Former Metrolink spokeswoman Denise Tyrrell, who resigned overnight when the agency's board did not back up her statements about the engineer's culpability in the Chatsworth train crash, just talked to Steve Hymon at the L.A. Times' Bottleneck Blog.
"I felt the damage to my reputation is so great, I could not work for these people anymore," Tyrrell said. "If I am not mistaken, the engineer blew through a light. The media got on top of this story apparently so unaccustomed to a public agency telling the truth they started to spin it that we were trying to throw all the blame on the engineer. Metrolink is responsible for the engineer, they are responsible for overseeing the contractor. Talking about the human error aspect of this is not a way to shift blame from Metrolink -- Metrolink is still the responsible party to oversee the contract with the engineer and the conductors."[skip]
She said Metrolink's CEO David Solow gave her the authority to make statements to the press on Saturday about the cause of the crash.

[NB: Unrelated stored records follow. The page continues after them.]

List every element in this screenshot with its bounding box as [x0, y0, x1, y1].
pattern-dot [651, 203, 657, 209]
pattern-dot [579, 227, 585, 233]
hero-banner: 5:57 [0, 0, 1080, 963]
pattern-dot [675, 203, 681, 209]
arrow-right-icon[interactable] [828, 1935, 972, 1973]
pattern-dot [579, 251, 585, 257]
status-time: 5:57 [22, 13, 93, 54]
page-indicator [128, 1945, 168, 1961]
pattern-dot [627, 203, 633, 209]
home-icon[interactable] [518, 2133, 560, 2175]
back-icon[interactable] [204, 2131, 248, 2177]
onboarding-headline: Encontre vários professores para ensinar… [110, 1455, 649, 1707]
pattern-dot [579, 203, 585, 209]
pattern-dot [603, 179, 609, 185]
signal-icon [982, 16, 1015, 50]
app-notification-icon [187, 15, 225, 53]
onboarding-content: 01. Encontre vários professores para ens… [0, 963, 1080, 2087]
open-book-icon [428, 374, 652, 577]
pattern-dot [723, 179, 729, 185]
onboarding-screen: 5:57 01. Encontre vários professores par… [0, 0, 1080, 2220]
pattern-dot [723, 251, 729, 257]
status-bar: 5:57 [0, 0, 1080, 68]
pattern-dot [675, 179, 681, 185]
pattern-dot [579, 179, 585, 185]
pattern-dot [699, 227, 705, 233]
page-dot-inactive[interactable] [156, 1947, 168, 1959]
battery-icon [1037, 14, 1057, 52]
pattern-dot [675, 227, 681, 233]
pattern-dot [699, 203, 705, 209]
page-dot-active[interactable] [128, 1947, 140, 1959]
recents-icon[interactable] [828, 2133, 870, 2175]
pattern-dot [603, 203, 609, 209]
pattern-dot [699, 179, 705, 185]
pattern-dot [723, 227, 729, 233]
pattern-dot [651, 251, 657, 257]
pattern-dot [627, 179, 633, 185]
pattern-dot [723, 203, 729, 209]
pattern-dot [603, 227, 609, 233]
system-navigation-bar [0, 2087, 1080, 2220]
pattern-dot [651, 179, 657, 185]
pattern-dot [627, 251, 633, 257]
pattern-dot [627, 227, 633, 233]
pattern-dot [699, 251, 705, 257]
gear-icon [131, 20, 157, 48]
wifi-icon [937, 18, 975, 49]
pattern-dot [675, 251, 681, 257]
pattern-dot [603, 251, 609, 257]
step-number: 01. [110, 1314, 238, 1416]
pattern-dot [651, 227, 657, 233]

"He told me to go ahead...I felt that when my reputation was called into question in the national media by Ron Roberts that there was no going back as far as I was concerned. I believe that David Solow's decision to allow us to go public without waiting for the NTSB to point the finger was a brave and honorable thing to do. We have a basic difference here that can't be resolved. I see no way I can represent them and maintain my own standards. They are free to conduct their own business as they see fit."
Ron Roberts is the Metrolink board chairman who issued a statement yesterday countering what Tyrrell had told the media.
Also: The Cal State Northridge Daily Sundial has done a nice story on Aida Magdaleno, a 19-year-old student who died in the crash. You might have seen her sister, also a student, on TV looking frantically for Aida on Friday night then grieving — and vowing to change the world in her sister's name — after receiving the bad news. Aida had recently decided to become a social worker and donated most of her clothes.